In the Know
No matter where I am, someone is always stopping me to ask for directions. One of my children said this is because I always look as if I know where I’m going.
I was asked for directions at the law school at U of A when I was visiting for the first time. (Of course, I can answer because I always travel with a map.) I was also asked for directions in the Paris Metro and EVERYWHERE on the streets in Moscow. (Draped in all that fur, I must have looked Russian.)
And if I can, I am always happy to assist--even if I have to do so in my broken Russian. But for some reason, my willingness to help disappears when it’s a commercial establishment asking. I believe that if I am providing a service to a business, I should get paid. That includes surveys.

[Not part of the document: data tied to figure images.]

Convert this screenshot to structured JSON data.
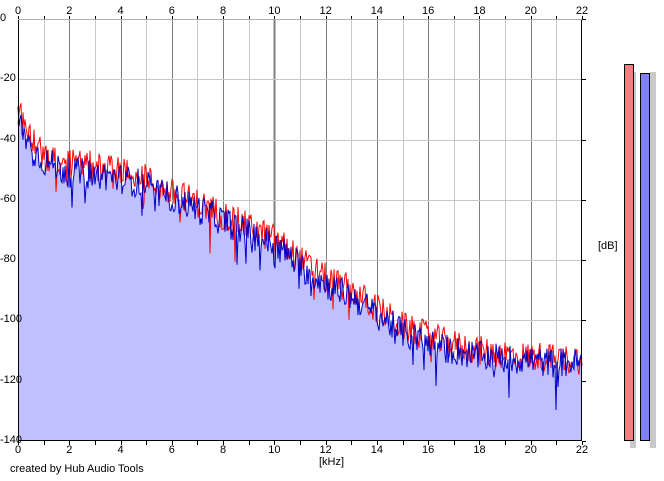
{
  "title": "",
  "credit": "created by Hub Audio Tools",
  "chart_data": {
    "type": "area",
    "title": "",
    "xlabel": "[kHz]",
    "ylabel": "[dB]",
    "xlim": [
      0,
      22
    ],
    "ylim": [
      -140,
      0
    ],
    "grid": true,
    "xticks": [
      "0",
      "2",
      "4",
      "6",
      "8",
      "10",
      "12",
      "14",
      "16",
      "18",
      "20",
      "22"
    ],
    "yticks": [
      "0",
      "-20",
      "-40",
      "-60",
      "-80",
      "-100",
      "-120",
      "-140"
    ],
    "series": [
      {
        "color": "#ff0000",
        "x": [
          0,
          0.5,
          1,
          1.5,
          2,
          2.5,
          3,
          3.5,
          4,
          4.5,
          5,
          5.5,
          6,
          6.5,
          7,
          7.5,
          8,
          8.5,
          9,
          9.5,
          10,
          10.5,
          11,
          11.5,
          12,
          12.5,
          13,
          13.5,
          14,
          14.5,
          15,
          15.5,
          16,
          16.5,
          17,
          17.5,
          18,
          18.5,
          19,
          19.5,
          20,
          20.5,
          21,
          21.5,
          22
        ],
        "values": [
          -30,
          -40,
          -45,
          -47,
          -48,
          -48,
          -49,
          -50,
          -50,
          -52,
          -53,
          -56,
          -58,
          -59,
          -61,
          -63,
          -65,
          -67,
          -69,
          -71,
          -73,
          -76,
          -80,
          -83,
          -86,
          -88,
          -90,
          -93,
          -96,
          -99,
          -102,
          -104,
          -105,
          -107,
          -108,
          -109,
          -110,
          -111,
          -111,
          -112,
          -112,
          -112,
          -113,
          -113,
          -113
        ]
      },
      {
        "color": "#0000c8",
        "fill": "#c0c0ff",
        "x": [
          0,
          0.5,
          1,
          1.5,
          2,
          2.5,
          3,
          3.5,
          4,
          4.5,
          5,
          5.5,
          6,
          6.5,
          7,
          7.5,
          8,
          8.5,
          9,
          9.5,
          10,
          10.5,
          11,
          11.5,
          12,
          12.5,
          13,
          13.5,
          14,
          14.5,
          15,
          15.5,
          16,
          16.5,
          17,
          17.5,
          18,
          18.5,
          19,
          19.5,
          20,
          20.5,
          21,
          21.5,
          22
        ],
        "values": [
          -33,
          -43,
          -47,
          -49,
          -51,
          -51,
          -52,
          -52,
          -53,
          -54,
          -55,
          -58,
          -59,
          -61,
          -63,
          -65,
          -67,
          -69,
          -71,
          -73,
          -75,
          -78,
          -82,
          -85,
          -88,
          -90,
          -92,
          -95,
          -98,
          -101,
          -104,
          -106,
          -107,
          -109,
          -110,
          -111,
          -112,
          -112,
          -113,
          -113,
          -113,
          -114,
          -114,
          -114,
          -114
        ]
      }
    ]
  },
  "meters": {
    "levels": [
      -15,
      -18
    ],
    "colors": [
      "#f08080",
      "#8080f0"
    ]
  },
  "colors": {
    "plot_bg": "#ffffff",
    "grid_minor": "#c8c8c8",
    "grid_major": "#808080",
    "fill": "#c0c0ff"
  }
}
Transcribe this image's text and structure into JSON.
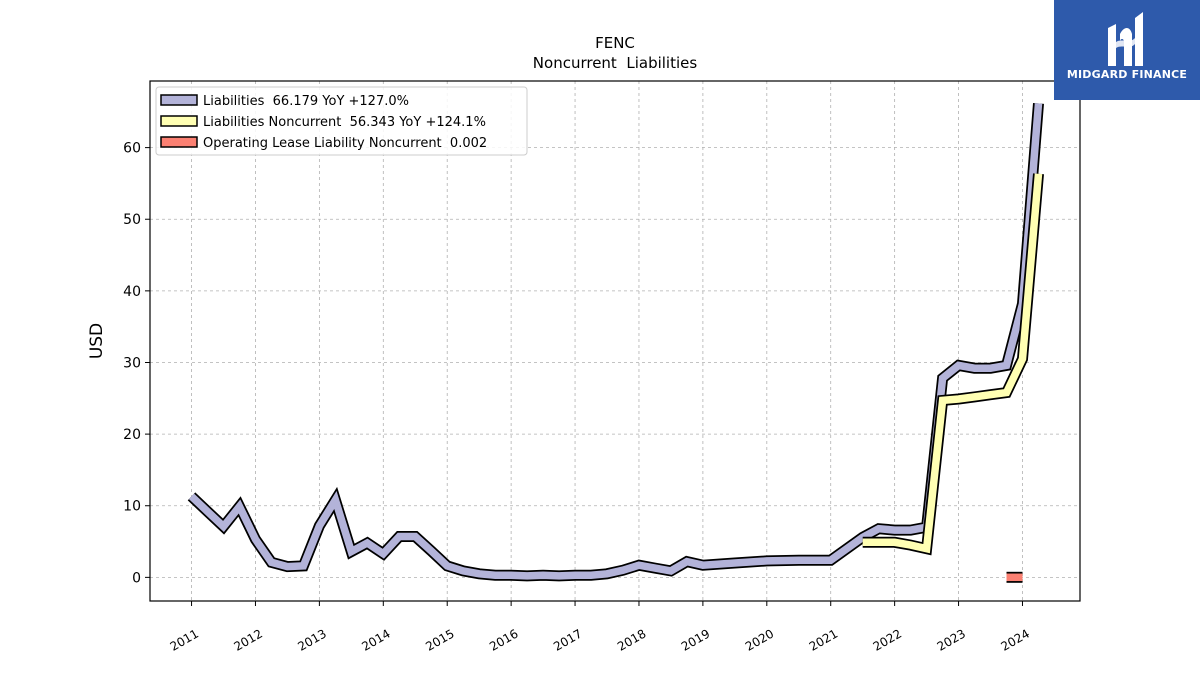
{
  "chart_data": {
    "type": "line",
    "title": "FENC",
    "subtitle": "Noncurrent  Liabilities",
    "ylabel": "USD",
    "xlabel": "",
    "xlim": [
      2010.35,
      2024.9
    ],
    "ylim": [
      -3.3,
      69.3
    ],
    "yticks": [
      0,
      10,
      20,
      30,
      40,
      50,
      60
    ],
    "xticks": [
      2011,
      2012,
      2013,
      2014,
      2015,
      2016,
      2017,
      2018,
      2019,
      2020,
      2021,
      2022,
      2023,
      2024
    ],
    "grid": true,
    "legend_position": "top-left",
    "series": [
      {
        "name": "Liabilities",
        "legend_label": "Liabilities  66.179 YoY +127.0%",
        "color": "#b3b3d9",
        "points": [
          [
            2011.0,
            11.3
          ],
          [
            2011.25,
            9.2
          ],
          [
            2011.5,
            7.1
          ],
          [
            2011.75,
            9.9
          ],
          [
            2012.0,
            5.3
          ],
          [
            2012.25,
            2.1
          ],
          [
            2012.5,
            1.5
          ],
          [
            2012.75,
            1.6
          ],
          [
            2013.0,
            7.2
          ],
          [
            2013.25,
            10.8
          ],
          [
            2013.5,
            3.6
          ],
          [
            2013.75,
            4.8
          ],
          [
            2014.0,
            3.3
          ],
          [
            2014.25,
            5.7
          ],
          [
            2014.5,
            5.7
          ],
          [
            2014.75,
            3.7
          ],
          [
            2015.0,
            1.6
          ],
          [
            2015.25,
            0.9
          ],
          [
            2015.5,
            0.5
          ],
          [
            2015.75,
            0.3
          ],
          [
            2016.0,
            0.3
          ],
          [
            2016.25,
            0.2
          ],
          [
            2016.5,
            0.3
          ],
          [
            2016.75,
            0.2
          ],
          [
            2017.0,
            0.3
          ],
          [
            2017.25,
            0.3
          ],
          [
            2017.5,
            0.5
          ],
          [
            2017.75,
            1.0
          ],
          [
            2018.0,
            1.7
          ],
          [
            2018.25,
            1.3
          ],
          [
            2018.5,
            0.9
          ],
          [
            2018.75,
            2.2
          ],
          [
            2019.0,
            1.7
          ],
          [
            2019.5,
            2.0
          ],
          [
            2020.0,
            2.3
          ],
          [
            2020.5,
            2.4
          ],
          [
            2021.0,
            2.4
          ],
          [
            2021.5,
            5.6
          ],
          [
            2021.75,
            6.8
          ],
          [
            2022.0,
            6.6
          ],
          [
            2022.25,
            6.6
          ],
          [
            2022.5,
            7.0
          ],
          [
            2022.75,
            27.8
          ],
          [
            2023.0,
            29.6
          ],
          [
            2023.25,
            29.2
          ],
          [
            2023.5,
            29.2
          ],
          [
            2023.75,
            29.6
          ],
          [
            2024.0,
            38.2
          ],
          [
            2024.25,
            66.179
          ]
        ]
      },
      {
        "name": "Liabilities Noncurrent",
        "legend_label": "Liabilities Noncurrent  56.343 YoY +124.1%",
        "color": "#ffffb3",
        "points": [
          [
            2021.5,
            4.9
          ],
          [
            2021.75,
            4.9
          ],
          [
            2022.0,
            4.9
          ],
          [
            2022.25,
            4.5
          ],
          [
            2022.5,
            4.0
          ],
          [
            2022.75,
            24.7
          ],
          [
            2023.0,
            24.9
          ],
          [
            2023.25,
            25.2
          ],
          [
            2023.5,
            25.5
          ],
          [
            2023.75,
            25.8
          ],
          [
            2024.0,
            30.5
          ],
          [
            2024.25,
            56.343
          ]
        ]
      },
      {
        "name": "Operating Lease Liability Noncurrent",
        "legend_label": "Operating Lease Liability Noncurrent  0.002",
        "color": "#fb8072",
        "points": [
          [
            2023.75,
            0.002
          ],
          [
            2024.0,
            0.002
          ]
        ]
      }
    ]
  },
  "brand": {
    "name": "MIDGARD FINANCE",
    "background": "#2e5aab"
  }
}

I used to have a lot of fun with this years ago when businesses would called me in Scottsdale.
Business: “Do you have a few minutes to answer some survey questions?”
Me: “Maybe. How much do you pay?”
Business: “It’s a survey. We don’t pay anything. We just want to improve our services.”
Me: “I’m sorry. I only do volunteer work for charities."
Nowadays, in my quest to make the world a little nicer, I just say no.
But my local Mazda dealership is having a tough time getting the message. After my battery flunked its 15,000 mile inspection, I took the car to Mazda, who replaced the battery at a pro-rated charge.
Within a week, I received two computer calls asking me to answer their questions on service. I hung up. Then I received a call from a real person. I politely informed her that I don’t do surveys. Finally, I received a call from the service person, again asking about my “experience.” I told him it was fine.
And it was fine. But thinking about it later, if that Mazda dealer truly wanted to impress me with their service, it wouldn’t be by calling me four times. It would be by not making wait ten minutes in the driveway with my car to check-in when I arrived promptly for my scheduled appointment.
And it would be by not returning my car with the antenna missing. After I pointed it out, I had to wait an additional ten minutes for them to try and find it somewhere in the back. Yes, these are minor complaints. But if Mazda really wants to know what I think, they should send me a coupon for a free oil change or something.

I have information, but it’s not free. Unless, of course, you need directions to the train station in Cuzco. Then I’ll be glad to show you where it is on my map.